Here’s an embarrassing example. Just before presenting a workshop on personal communication to a group of business owners, I sent the group leader a one-page outline citing my seven strategies. He forwarded the document to the group. So on workshop day I compressed my introductory remarks and jumped right into things. Then one entrepreneur stopped me cold. He asked what I was there to talk about.
I explained, it’s about those seven strategies. And he said, “what strategies?” "It was in the memo you got last week," I said. “Well, I didn't read it,” he said indignantly. “Did anyone else read it?”
He looked around the room. Not one entrepreneur put up their hand. Even the leader said, “I just skimmed it.”
“We’re busy people,” said the first entrepreneur. He made it clear I had erred in assuming this group had read an email addressed to them about a meeting they’d be attending. And he was right. I had violated one of my own cardinal rules of communication. I had assumed my audience knew what I was talking about.
Many marketers make the same mistake. They assume their target market knows what business they're in. They assume their customers know what services they offer. They assume prospects understand the benefits of dealing with them.

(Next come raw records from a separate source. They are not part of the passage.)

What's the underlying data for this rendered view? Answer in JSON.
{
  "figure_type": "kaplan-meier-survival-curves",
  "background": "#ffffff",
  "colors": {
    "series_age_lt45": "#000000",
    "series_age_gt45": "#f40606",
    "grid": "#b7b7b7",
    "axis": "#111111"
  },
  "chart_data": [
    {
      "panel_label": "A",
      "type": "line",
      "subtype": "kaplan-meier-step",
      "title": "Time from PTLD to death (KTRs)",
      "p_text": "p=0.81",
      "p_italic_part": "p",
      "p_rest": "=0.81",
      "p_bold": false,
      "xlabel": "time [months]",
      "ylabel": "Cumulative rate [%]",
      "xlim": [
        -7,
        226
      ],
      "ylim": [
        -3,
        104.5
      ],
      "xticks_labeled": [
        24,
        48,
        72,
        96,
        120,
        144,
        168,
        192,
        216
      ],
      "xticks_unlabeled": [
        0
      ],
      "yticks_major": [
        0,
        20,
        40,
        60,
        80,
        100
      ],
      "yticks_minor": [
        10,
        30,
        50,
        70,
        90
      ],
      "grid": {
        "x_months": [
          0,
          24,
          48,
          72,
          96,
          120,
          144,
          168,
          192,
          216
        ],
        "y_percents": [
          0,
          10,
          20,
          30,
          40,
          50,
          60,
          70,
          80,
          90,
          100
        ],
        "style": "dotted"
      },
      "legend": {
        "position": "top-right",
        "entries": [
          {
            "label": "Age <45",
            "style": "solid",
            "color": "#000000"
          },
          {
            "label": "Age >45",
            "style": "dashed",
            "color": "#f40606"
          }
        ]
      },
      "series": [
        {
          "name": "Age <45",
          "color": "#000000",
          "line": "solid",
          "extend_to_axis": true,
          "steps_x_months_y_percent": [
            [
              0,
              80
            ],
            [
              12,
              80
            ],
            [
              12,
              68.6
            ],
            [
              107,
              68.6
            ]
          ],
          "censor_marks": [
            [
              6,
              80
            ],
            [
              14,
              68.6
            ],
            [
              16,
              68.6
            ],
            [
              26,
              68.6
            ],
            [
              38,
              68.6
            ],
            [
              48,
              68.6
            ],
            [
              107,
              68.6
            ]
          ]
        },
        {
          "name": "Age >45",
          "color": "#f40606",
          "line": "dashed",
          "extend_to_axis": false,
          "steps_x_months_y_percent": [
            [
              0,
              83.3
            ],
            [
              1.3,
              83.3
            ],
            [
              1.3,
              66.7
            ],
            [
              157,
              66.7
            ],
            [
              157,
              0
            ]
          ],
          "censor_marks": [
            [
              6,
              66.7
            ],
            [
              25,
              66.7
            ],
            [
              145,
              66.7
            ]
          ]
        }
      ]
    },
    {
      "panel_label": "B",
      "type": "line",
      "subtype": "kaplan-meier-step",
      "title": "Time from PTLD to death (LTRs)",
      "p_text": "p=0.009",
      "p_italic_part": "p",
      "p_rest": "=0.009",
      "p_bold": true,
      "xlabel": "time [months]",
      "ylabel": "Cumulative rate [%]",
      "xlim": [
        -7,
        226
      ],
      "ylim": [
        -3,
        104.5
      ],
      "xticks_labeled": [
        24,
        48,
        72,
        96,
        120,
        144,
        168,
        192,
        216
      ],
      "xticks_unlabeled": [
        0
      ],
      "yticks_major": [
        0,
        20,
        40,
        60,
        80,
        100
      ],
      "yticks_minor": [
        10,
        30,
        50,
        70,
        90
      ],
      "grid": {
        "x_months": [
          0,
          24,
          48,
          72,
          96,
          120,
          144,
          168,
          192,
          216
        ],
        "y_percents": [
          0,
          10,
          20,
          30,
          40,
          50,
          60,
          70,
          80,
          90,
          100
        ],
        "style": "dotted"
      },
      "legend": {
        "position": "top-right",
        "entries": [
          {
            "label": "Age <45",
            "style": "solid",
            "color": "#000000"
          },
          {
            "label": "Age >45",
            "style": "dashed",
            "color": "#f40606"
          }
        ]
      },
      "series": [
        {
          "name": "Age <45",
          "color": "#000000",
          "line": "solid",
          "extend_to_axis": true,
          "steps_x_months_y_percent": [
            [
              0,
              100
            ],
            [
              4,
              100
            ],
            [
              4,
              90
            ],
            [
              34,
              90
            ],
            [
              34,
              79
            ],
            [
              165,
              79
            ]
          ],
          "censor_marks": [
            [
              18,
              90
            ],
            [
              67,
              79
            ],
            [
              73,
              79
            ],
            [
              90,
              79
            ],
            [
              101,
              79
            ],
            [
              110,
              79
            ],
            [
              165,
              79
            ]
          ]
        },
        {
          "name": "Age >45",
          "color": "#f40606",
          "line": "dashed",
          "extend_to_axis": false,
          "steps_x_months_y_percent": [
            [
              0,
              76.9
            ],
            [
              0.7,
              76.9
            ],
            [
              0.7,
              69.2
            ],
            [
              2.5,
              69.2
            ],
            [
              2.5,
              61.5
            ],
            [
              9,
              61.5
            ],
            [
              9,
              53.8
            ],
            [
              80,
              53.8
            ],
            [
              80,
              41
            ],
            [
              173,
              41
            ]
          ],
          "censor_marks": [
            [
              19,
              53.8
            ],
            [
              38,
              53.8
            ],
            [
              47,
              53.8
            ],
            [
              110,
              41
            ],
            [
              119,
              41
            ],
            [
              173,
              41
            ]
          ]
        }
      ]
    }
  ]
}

Never take any of that for granted. You have to explain yourself, anew, every time. You have to explicitly describe the benefits you offer clients. Because they have no interest in knowing anything about you until you’ve proven you can help them. So they won't be listening until they need you - and when they do, you need to be speaking their language, not yours.
As they say in the shampoo business, "Lather. Rinse. Repeat."